Para ler ouvindo:
— É amor.
— É culpa.
— É tesão.
— É falta.
— E o que nós faremos?
— O que fizemos a vida toda.
Ele roubou o cigarro dos lábios dela, deu uma tragada, aspirou fundo a
nicotina e o pousou no cinzeiro enquanto soltava a fumaça devagar. Ela apenas o
observou. Desceu os olhos pelas suas costas, pelas cicatrizes lívidas que
ladeavam a coluna bem pronunciada sob a pele. Ele apoiou o peso nos dois braços
e alongou-se.
— Agiremos como adultos?
— Falaremos sobre o tempo...
— As pessoas...
— O trabalho...
— Uma média aritmética de tudo o que for
banal e menos interessante do que o que somos hoje.
— Algo assim.
Ela ainda ressonava sobre os lençóis em desordem. Ele encarava o dia
cinza pela janela panorâmica, sentado na cama. O cigarro ainda queimava,
esquecido sobre o cinzeiro.
— As coisas não precisam ser assim.
— As coisas não precisam ser.
— Você foge.
— Você luta.
— A fuga é covarde.
— A luta é estúpida.
Ele enterrou o rosto nas mãos, ela continuou a olhá-lo. O relógio do
videocassete piscava as 12h que há tempos já não eram, em letreiro azul. A
cidade lá fora parecia estagnada. O tempo parecia estagnado. As horas certas
passavam despercebidas.
— Por que você não arrisca?
— Por que você não me solta?
— Por que você não me cega?
— Por que você não me erra?
— É quase um poema...
Ele escorregou as mãos para o queixo. Olhou-a pelo canto dos olhos.

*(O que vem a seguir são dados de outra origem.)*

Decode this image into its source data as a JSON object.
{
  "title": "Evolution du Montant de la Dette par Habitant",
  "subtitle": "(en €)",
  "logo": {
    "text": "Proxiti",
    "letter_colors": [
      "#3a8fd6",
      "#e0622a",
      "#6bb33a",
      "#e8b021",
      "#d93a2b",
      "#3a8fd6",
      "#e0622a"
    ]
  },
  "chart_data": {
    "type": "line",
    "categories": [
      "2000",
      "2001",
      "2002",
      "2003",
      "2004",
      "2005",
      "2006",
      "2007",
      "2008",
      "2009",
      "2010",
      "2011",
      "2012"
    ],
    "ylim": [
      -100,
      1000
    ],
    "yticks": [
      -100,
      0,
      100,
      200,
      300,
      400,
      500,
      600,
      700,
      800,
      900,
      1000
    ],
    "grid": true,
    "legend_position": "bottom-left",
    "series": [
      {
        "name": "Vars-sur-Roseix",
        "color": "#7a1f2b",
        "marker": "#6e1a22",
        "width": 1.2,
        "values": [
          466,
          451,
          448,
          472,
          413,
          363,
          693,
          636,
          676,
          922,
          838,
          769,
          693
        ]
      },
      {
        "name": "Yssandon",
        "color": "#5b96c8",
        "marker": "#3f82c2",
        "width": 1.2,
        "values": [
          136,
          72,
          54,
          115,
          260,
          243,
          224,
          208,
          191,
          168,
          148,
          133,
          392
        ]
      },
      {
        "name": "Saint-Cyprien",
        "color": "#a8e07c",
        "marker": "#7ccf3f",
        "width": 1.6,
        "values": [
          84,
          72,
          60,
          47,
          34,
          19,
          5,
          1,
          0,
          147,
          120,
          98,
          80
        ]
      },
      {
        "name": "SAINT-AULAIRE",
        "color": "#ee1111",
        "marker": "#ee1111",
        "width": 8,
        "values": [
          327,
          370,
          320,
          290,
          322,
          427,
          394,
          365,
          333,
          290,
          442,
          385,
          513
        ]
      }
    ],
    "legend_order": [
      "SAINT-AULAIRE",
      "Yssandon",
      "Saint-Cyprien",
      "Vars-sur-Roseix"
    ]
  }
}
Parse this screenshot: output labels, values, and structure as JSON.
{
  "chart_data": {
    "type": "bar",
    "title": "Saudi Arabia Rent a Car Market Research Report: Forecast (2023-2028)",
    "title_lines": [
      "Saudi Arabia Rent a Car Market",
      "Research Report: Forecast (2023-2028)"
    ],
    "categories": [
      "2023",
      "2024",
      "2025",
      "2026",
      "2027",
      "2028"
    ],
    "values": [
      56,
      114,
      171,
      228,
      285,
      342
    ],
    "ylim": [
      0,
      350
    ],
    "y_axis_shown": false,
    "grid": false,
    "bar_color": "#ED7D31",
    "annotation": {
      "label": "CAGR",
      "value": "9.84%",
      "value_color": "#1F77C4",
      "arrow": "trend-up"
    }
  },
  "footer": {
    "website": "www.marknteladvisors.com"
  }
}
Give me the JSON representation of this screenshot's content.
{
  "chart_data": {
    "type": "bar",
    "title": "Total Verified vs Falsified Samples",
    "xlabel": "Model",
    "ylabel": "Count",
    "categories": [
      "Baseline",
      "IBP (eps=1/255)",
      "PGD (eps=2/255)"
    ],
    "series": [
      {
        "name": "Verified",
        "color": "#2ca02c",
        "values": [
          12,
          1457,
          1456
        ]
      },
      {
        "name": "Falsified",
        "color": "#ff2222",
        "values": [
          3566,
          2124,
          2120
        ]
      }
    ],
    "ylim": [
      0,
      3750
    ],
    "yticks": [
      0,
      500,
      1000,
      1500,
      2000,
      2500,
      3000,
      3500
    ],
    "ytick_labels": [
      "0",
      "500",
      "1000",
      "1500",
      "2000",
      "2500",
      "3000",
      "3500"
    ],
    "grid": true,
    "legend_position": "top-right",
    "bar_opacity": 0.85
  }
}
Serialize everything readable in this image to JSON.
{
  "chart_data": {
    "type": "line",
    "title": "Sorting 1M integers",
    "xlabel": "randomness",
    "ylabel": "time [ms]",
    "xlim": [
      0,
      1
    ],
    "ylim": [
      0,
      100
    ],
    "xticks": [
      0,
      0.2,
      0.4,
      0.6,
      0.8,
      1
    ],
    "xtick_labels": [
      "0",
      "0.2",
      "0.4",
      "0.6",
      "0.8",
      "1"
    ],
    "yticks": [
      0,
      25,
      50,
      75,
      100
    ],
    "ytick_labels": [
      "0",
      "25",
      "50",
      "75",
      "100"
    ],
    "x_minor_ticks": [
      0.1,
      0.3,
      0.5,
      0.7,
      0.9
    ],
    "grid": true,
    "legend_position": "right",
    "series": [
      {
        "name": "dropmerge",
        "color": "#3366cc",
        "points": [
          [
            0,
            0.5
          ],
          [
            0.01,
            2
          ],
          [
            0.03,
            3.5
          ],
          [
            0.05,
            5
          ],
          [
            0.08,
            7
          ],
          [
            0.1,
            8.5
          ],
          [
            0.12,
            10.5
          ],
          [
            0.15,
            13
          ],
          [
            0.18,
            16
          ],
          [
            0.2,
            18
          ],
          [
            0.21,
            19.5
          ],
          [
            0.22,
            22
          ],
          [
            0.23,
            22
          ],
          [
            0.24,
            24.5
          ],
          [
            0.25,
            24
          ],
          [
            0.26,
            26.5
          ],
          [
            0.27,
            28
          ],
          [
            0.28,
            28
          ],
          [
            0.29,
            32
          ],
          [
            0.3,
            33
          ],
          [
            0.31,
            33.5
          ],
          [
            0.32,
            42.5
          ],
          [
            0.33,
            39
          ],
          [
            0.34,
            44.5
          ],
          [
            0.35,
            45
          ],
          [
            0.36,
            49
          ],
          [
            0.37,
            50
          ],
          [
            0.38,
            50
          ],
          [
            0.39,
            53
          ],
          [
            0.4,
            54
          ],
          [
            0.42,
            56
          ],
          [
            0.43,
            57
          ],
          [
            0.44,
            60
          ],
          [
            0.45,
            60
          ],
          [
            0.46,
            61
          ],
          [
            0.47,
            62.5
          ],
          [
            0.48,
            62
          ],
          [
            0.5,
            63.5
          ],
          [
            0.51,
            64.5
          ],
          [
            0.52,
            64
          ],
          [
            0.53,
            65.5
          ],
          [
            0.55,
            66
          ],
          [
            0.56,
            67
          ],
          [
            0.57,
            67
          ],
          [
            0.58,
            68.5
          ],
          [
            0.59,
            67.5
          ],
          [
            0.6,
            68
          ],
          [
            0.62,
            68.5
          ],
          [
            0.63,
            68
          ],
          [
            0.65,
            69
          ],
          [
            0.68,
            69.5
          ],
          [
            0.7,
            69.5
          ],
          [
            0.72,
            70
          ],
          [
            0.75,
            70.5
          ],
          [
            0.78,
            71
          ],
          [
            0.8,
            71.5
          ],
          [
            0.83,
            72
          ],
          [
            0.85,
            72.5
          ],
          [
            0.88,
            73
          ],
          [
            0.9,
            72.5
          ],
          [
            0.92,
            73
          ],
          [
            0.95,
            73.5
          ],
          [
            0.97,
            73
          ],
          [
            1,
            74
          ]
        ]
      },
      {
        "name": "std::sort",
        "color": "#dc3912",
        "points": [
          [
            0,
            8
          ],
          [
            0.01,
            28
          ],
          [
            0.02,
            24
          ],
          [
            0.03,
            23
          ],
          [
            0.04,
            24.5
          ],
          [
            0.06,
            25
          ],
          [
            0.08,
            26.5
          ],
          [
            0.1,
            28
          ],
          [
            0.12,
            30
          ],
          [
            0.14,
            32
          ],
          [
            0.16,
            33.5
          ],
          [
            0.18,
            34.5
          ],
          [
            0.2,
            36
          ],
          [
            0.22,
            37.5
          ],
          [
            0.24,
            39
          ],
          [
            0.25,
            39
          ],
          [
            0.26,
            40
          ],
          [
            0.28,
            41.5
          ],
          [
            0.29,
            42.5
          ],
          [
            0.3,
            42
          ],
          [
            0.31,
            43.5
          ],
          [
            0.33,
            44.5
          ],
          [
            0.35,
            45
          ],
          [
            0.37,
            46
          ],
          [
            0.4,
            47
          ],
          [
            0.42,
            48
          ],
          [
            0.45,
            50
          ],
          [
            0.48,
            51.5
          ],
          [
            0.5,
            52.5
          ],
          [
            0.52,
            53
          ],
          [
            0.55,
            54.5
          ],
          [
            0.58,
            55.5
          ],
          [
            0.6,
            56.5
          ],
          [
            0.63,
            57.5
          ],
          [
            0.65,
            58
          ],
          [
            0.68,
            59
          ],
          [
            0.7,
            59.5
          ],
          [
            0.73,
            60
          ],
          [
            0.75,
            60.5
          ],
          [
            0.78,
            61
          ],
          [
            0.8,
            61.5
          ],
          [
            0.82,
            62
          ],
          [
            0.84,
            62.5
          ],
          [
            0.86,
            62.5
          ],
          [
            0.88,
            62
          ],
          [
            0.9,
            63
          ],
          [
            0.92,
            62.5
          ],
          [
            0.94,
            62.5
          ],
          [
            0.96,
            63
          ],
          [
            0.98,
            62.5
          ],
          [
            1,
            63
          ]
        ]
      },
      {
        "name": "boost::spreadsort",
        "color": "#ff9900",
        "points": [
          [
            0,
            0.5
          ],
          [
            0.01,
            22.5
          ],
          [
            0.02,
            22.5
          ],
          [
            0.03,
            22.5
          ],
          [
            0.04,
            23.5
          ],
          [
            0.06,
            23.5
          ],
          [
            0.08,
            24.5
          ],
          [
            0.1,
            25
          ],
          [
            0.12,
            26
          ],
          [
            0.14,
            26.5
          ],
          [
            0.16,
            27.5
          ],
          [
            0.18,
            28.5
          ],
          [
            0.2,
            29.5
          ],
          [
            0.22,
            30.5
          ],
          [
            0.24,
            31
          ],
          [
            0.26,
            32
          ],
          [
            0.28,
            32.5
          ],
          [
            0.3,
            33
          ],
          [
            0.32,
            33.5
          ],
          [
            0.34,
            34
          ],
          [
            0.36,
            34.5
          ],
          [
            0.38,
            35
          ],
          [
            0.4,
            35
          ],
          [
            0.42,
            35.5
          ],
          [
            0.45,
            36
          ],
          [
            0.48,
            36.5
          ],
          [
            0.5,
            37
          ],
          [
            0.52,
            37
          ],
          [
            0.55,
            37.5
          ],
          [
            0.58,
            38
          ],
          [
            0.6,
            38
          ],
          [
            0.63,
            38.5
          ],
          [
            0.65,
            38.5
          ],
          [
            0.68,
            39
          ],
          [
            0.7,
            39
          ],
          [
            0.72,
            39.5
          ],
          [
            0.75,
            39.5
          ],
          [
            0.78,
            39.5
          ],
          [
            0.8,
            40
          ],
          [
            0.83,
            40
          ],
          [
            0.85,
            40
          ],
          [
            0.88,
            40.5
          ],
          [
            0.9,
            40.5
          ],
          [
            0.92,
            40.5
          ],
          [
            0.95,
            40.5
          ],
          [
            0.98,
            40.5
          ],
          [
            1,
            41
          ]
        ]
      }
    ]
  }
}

Ela ainda o observava. Suspirou. Suspiraram. Ele deitou-se ao lado dela, envolveu-a
nos braços. Ela prendeu a respiração, imóvel. Ele estreitou o abraço. Tinha
cheiro de cigarro e lavanda. Permaneceram mudos, ele, de olhos fechados, ela,
com os olhos vidrados, encarando o teto, desejando estar em outro lugar.
— Vamos parecer dois idiotas.
— Eu vou rir.
— Eu vou saber do que você vai estar
rindo.
— Vou tentar não pensar nisso.
— Eu vou estar pensando em você.
— Eu sei...
O despertador dela tocou. A tensão que os mantinha imóveis se quebrou,
ela estendeu a mão direita para silenciar o aparelho. Alguns segundos de mais silêncio.
Ela se sentou na cama. Ele cobriu os olhos com um dos braços e chorou.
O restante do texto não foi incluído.